Hi All,
I'm new to the site but I am so glad that I have found it as i really need some advice on my up-coming Laparoscopy.
Surprisingly enough im not actually scared about the surgery itself, I am terrified of the result. As much as I don't not want to have Endometriosis and wouldn't wish this pain on anybody, I really can't think of anything worse than been told that I don't have it and they found nothing at all.
I have spent years and years in agony with these awful symptoms and when I first heard of Endometriosis I was CONVINCED that I must have it. I have spent months now pushing for my GP and consultant to take me seriously and let me have the Lap but now it has come to it I'm becoming more and more convinced that it could all be in my head.
If the Lap comes back clear it really will be the end of the road for me. There are no more tests, scans or appointments I can bare to try.
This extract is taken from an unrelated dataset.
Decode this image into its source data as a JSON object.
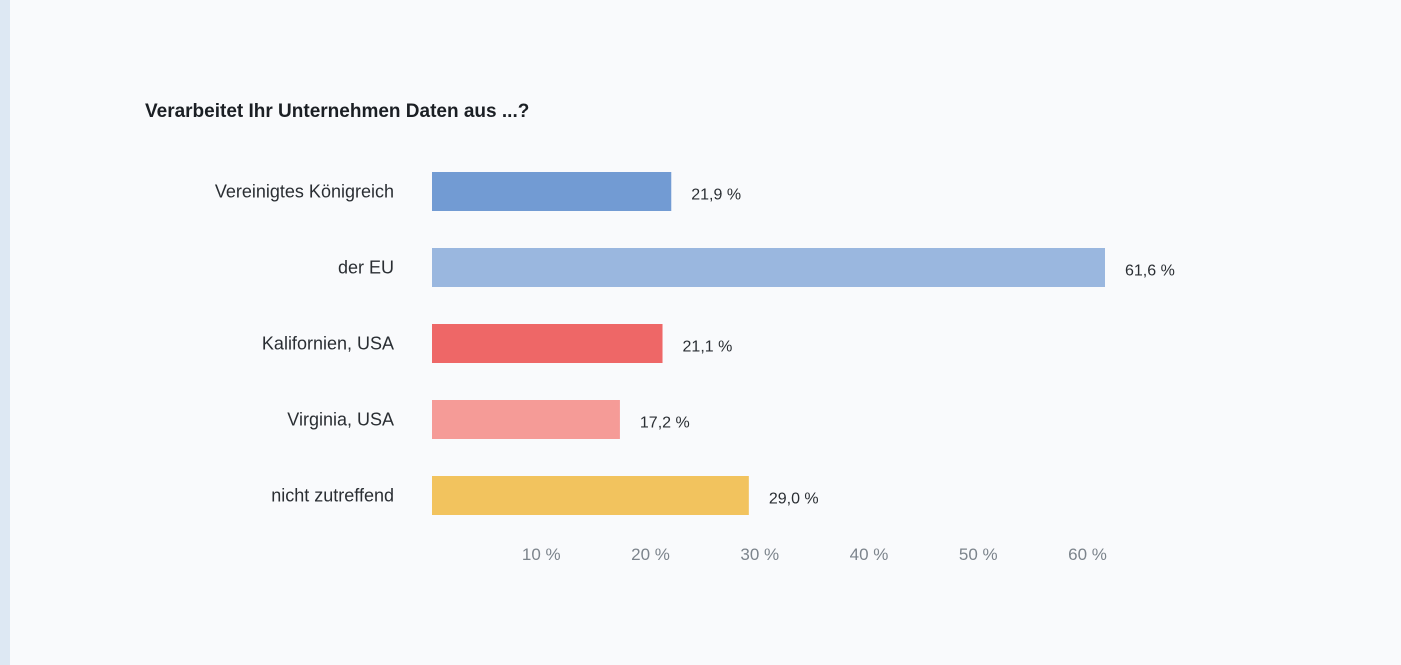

The sheer embarrassment of this operation telling me that I'm perfectly healthy is completely putting me off! I can't bare to find out that it is all in my head after the amount of time I have had of work, doctors I have argued with and people I have let down! I don't want to seem like somebody who just can't 'Handle' pain. I am desperate for an answer.
Has anybody ever felt like this in the weeks leading up to their Lap? Like the pressure to prove to yourself and everybody else that you really are ill, isn't even worth going through with the OP for?
Really hoping someone can understand the thought that are going through my head right now and give me some advice on what to do?